Not all grief is loud.
Some of it shows up quietly — in the middle of the night, while folding laundry, or scrolling through your phone. It doesn’t come with sympathy cards or casseroles. No one asks how you’re holding up, because they don’t know there’s anything to ask about.
And the hardest part? Sometimes you don’t even know what to call it.
But you still carry it.
That’s grief.
Grief is a normal and natural emotional response to a change in a familiar pattern. It’s not just about death or the end of a relationship.
Maybe it’s something you hoped for that didn’t happen.
Or the loss of a version of yourself you don’t see or feel anymore.

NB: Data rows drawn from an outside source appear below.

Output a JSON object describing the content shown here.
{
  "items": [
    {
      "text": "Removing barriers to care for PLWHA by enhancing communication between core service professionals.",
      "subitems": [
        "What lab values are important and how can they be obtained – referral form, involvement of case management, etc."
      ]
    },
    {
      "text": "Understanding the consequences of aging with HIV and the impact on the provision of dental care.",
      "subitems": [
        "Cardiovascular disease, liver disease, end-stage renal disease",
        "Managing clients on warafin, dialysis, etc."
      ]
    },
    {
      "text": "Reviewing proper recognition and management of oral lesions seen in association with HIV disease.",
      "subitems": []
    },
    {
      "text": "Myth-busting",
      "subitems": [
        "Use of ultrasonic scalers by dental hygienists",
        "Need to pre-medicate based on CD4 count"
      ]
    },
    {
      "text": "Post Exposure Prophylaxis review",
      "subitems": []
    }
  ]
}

Maybe it’s a friendship that faded, a dream you let go of, or the slow ache of a body that’s changed in ways you didn’t choose.
You might just say you feel “off,” or “low,” or “tired.”

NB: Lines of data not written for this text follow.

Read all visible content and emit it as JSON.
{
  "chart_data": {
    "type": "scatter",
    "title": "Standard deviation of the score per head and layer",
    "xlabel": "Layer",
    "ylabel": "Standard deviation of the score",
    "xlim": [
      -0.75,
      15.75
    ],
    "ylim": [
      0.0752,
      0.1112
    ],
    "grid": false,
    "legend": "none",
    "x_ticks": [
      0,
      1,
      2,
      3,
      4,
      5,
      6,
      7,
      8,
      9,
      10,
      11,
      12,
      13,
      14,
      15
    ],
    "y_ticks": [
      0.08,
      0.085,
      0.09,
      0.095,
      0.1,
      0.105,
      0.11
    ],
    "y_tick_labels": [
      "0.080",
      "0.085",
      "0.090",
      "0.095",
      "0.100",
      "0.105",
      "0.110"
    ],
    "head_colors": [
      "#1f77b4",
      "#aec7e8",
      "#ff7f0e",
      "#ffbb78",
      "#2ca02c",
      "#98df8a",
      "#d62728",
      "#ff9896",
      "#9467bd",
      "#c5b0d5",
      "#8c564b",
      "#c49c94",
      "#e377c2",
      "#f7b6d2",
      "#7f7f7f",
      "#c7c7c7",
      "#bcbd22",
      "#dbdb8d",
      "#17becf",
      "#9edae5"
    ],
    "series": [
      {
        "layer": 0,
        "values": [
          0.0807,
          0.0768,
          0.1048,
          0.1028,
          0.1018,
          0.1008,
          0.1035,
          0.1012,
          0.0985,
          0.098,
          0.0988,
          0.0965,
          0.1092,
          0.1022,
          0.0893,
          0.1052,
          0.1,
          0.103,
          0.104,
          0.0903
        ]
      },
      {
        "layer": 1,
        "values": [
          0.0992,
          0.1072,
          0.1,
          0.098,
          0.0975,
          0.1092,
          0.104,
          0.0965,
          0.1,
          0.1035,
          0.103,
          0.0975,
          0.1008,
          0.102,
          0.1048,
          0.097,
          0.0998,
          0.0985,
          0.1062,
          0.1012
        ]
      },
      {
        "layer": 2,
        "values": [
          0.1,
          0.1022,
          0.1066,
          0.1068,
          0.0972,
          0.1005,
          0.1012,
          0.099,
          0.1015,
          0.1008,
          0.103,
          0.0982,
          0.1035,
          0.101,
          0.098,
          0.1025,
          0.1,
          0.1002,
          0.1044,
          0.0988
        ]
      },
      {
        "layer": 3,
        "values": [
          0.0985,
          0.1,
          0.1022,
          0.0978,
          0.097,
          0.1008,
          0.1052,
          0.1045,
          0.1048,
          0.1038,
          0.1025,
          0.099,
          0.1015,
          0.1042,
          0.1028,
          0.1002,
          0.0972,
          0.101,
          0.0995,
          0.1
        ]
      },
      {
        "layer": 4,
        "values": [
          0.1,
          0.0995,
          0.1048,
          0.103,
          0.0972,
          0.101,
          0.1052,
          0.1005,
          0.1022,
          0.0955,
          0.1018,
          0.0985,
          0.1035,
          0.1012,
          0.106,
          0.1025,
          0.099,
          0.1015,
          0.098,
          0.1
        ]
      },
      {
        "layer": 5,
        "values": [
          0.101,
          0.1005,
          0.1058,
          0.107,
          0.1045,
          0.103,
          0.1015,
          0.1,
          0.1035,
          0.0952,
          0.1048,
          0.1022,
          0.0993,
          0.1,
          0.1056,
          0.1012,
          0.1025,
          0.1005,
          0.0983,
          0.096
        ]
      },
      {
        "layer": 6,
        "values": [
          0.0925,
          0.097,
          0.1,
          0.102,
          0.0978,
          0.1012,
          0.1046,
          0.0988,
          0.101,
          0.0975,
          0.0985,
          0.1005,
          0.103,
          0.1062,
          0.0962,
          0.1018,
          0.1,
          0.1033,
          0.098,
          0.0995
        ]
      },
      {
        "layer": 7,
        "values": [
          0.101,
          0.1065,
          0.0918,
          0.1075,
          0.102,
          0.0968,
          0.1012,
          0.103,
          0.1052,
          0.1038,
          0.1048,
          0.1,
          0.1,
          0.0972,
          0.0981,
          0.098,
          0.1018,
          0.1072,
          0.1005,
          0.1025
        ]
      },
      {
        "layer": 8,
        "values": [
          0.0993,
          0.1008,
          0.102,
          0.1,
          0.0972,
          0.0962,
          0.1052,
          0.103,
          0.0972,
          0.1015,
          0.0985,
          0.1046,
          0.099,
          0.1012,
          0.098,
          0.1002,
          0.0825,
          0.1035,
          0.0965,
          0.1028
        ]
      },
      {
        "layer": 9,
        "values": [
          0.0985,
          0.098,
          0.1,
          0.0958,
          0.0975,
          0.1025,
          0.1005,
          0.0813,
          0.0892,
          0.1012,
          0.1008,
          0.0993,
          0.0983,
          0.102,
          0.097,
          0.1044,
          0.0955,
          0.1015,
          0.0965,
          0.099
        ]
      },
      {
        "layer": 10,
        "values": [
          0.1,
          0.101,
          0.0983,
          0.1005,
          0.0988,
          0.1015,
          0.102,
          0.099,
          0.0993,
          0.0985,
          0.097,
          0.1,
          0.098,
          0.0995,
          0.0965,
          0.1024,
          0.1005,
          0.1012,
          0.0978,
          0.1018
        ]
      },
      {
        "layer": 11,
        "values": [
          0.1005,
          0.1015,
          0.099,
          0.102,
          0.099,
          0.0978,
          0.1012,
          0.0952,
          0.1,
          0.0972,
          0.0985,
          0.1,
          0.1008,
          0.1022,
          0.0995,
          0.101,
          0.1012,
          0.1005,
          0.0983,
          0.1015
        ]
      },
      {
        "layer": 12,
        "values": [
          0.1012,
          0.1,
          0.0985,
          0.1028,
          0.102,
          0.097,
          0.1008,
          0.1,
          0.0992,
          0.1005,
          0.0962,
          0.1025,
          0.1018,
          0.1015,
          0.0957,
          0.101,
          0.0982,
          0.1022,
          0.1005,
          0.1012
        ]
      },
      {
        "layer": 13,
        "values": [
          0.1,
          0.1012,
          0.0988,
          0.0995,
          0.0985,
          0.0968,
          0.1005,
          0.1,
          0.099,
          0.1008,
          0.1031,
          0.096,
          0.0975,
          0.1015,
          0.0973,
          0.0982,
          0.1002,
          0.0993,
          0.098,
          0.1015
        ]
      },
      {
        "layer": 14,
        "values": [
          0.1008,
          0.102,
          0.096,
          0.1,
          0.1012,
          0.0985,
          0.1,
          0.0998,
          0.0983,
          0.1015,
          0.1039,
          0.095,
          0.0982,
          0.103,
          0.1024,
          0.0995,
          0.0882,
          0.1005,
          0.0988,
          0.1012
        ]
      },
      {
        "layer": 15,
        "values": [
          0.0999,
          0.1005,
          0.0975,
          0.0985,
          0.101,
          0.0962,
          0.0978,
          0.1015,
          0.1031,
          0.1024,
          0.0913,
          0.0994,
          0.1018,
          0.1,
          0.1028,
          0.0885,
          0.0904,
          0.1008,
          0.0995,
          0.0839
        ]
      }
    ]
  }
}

But underneath that is something deeper.
Something heavy, but invisible.
Something that doesn’t always have words.
Even the people closest to us may not recognize what’s happening. That’s what I mean by the grief no one sees.

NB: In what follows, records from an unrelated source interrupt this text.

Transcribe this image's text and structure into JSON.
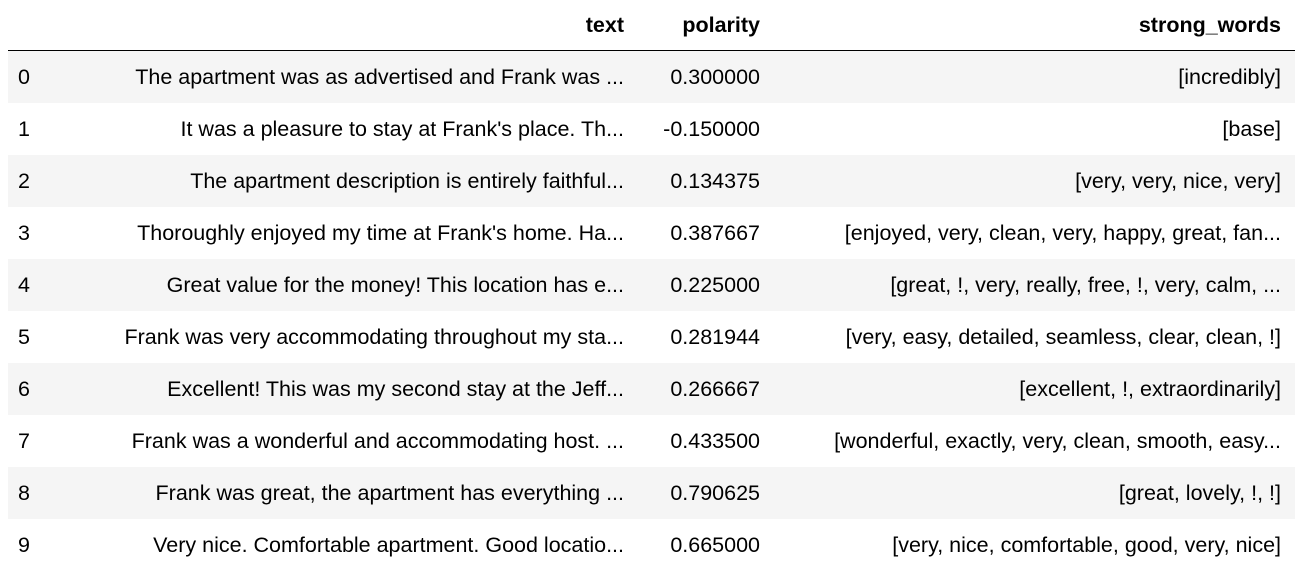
{
  "dataframe": {
    "columns": [
      "",
      "text",
      "polarity",
      "strong_words"
    ],
    "rows": [
      {
        "index": "0",
        "text": "The apartment was as advertised and Frank was ...",
        "polarity": "0.300000",
        "strong_words": "[incredibly]"
      },
      {
        "index": "1",
        "text": "It was a pleasure to stay at Frank's place. Th...",
        "polarity": "-0.150000",
        "strong_words": "[base]"
      },
      {
        "index": "2",
        "text": "The apartment description is entirely faithful...",
        "polarity": "0.134375",
        "strong_words": "[very, very, nice, very]"
      },
      {
        "index": "3",
        "text": "Thoroughly enjoyed my time at Frank's home. Ha...",
        "polarity": "0.387667",
        "strong_words": "[enjoyed, very, clean, very, happy, great, fan..."
      },
      {
        "index": "4",
        "text": "Great value for the money! This location has e...",
        "polarity": "0.225000",
        "strong_words": "[great, !, very, really, free, !, very, calm, ..."
      },
      {
        "index": "5",
        "text": "Frank was very accommodating throughout my sta...",
        "polarity": "0.281944",
        "strong_words": "[very, easy, detailed, seamless, clear, clean, !]"
      },
      {
        "index": "6",
        "text": "Excellent! This was my second stay at the Jeff...",
        "polarity": "0.266667",
        "strong_words": "[excellent, !, extraordinarily]"
      },
      {
        "index": "7",
        "text": "Frank was a wonderful and accommodating host. ...",
        "polarity": "0.433500",
        "strong_words": "[wonderful, exactly, very, clean, smooth, easy..."
      },
      {
        "index": "8",
        "text": "Frank was great, the apartment has everything ...",
        "polarity": "0.790625",
        "strong_words": "[great, lovely, !, !]"
      },
      {
        "index": "9",
        "text": "Very nice. Comfortable apartment. Good locatio...",
        "polarity": "0.665000",
        "strong_words": "[very, nice, comfortable, good, very, nice]"
      }
    ]
  }
}
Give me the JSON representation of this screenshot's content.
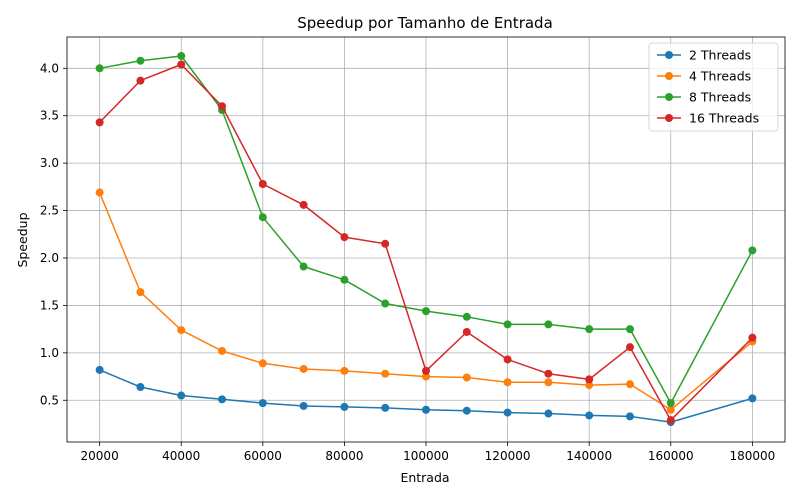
{
  "chart_data": {
    "type": "line",
    "title": "Speedup por Tamanho de Entrada",
    "xlabel": "Entrada",
    "ylabel": "Speedup",
    "x": [
      20000,
      30000,
      40000,
      50000,
      60000,
      70000,
      80000,
      90000,
      100000,
      110000,
      120000,
      130000,
      140000,
      150000,
      160000,
      180000
    ],
    "xlim": [
      12000,
      188000
    ],
    "ylim": [
      0.06,
      4.33
    ],
    "xticks": [
      20000,
      40000,
      60000,
      80000,
      100000,
      120000,
      140000,
      160000,
      180000
    ],
    "yticks": [
      0.5,
      1.0,
      1.5,
      2.0,
      2.5,
      3.0,
      3.5,
      4.0
    ],
    "grid": true,
    "legend_position": "top-right",
    "series": [
      {
        "name": "2 Threads",
        "color": "#1f77b4",
        "values": [
          0.82,
          0.64,
          0.55,
          0.51,
          0.47,
          0.44,
          0.43,
          0.42,
          0.4,
          0.39,
          0.37,
          0.36,
          0.34,
          0.33,
          0.27,
          0.52
        ]
      },
      {
        "name": "4 Threads",
        "color": "#ff7f0e",
        "values": [
          2.69,
          1.64,
          1.24,
          1.02,
          0.89,
          0.83,
          0.81,
          0.78,
          0.75,
          0.74,
          0.69,
          0.69,
          0.66,
          0.67,
          0.4,
          1.12
        ]
      },
      {
        "name": "8 Threads",
        "color": "#2ca02c",
        "values": [
          4.0,
          4.08,
          4.13,
          3.56,
          2.43,
          1.91,
          1.77,
          1.52,
          1.44,
          1.38,
          1.3,
          1.3,
          1.25,
          1.25,
          0.47,
          2.08
        ]
      },
      {
        "name": "16 Threads",
        "color": "#d62728",
        "values": [
          3.43,
          3.87,
          4.04,
          3.6,
          2.78,
          2.56,
          2.22,
          2.15,
          0.81,
          1.22,
          0.93,
          0.78,
          0.72,
          1.06,
          0.29,
          1.16
        ]
      }
    ]
  }
}
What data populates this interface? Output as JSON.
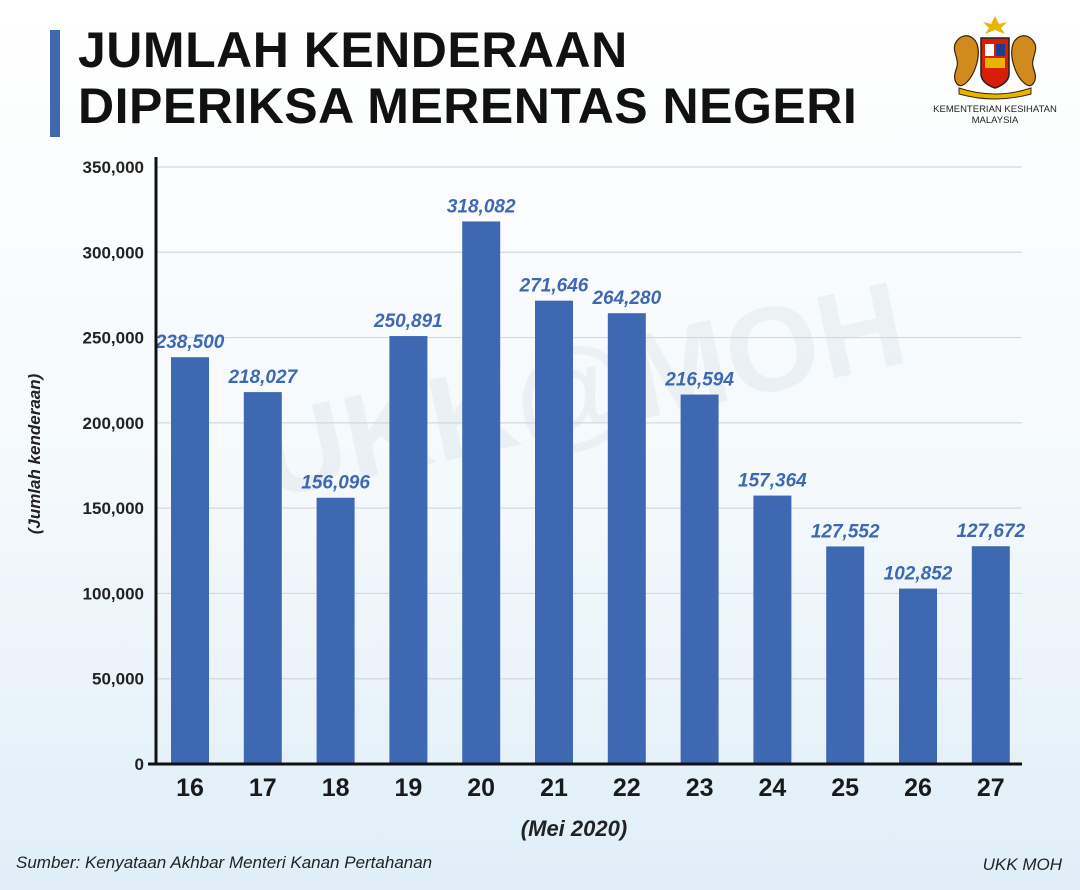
{
  "header": {
    "title_line1": "JUMLAH KENDERAAN",
    "title_line2": "DIPERIKSA MERENTAS NEGERI"
  },
  "logo": {
    "icon": "malaysia-coat-of-arms-icon",
    "line1": "KEMENTERIAN KESIHATAN",
    "line2": "MALAYSIA"
  },
  "watermark": "UKK@MOH",
  "footer": {
    "source": "Sumber: Kenyataan Akhbar Menteri Kanan Pertahanan",
    "credit": "UKK MOH"
  },
  "colors": {
    "bar": "#3f68b3",
    "value_label": "#3f68b3",
    "accent": "#3f68b3"
  },
  "chart_data": {
    "type": "bar",
    "title": "JUMLAH KENDERAAN DIPERIKSA MERENTAS NEGERI",
    "xlabel": "(Mei 2020)",
    "ylabel": "(Jumlah kenderaan)",
    "ylim": [
      0,
      350000
    ],
    "yticks": [
      0,
      50000,
      100000,
      150000,
      200000,
      250000,
      300000,
      350000
    ],
    "ytick_labels": [
      "0",
      "50,000",
      "100,000",
      "150,000",
      "200,000",
      "250,000",
      "300,000",
      "350,000"
    ],
    "grid": true,
    "categories": [
      "16",
      "17",
      "18",
      "19",
      "20",
      "21",
      "22",
      "23",
      "24",
      "25",
      "26",
      "27"
    ],
    "values": [
      238500,
      218027,
      156096,
      250891,
      318082,
      271646,
      264280,
      216594,
      157364,
      127552,
      102852,
      127672
    ],
    "value_labels": [
      "238,500",
      "218,027",
      "156,096",
      "250,891",
      "318,082",
      "271,646",
      "264,280",
      "216,594",
      "157,364",
      "127,552",
      "102,852",
      "127,672"
    ]
  }
}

It’s real — even if no one else notices.
It matters — even if it’s hard to name.
And it’s worth pausing to acknowledge.
You don’t have to explain it.
You don’t need to justify how you feel.
Sometimes it’s enough just to say, “This is hard,” and have someone nod and say, “Yeah, I get it.”
If you’ve been carrying that kind of quiet grief — the kind that doesn’t get much recognition — I just want to say: I see you.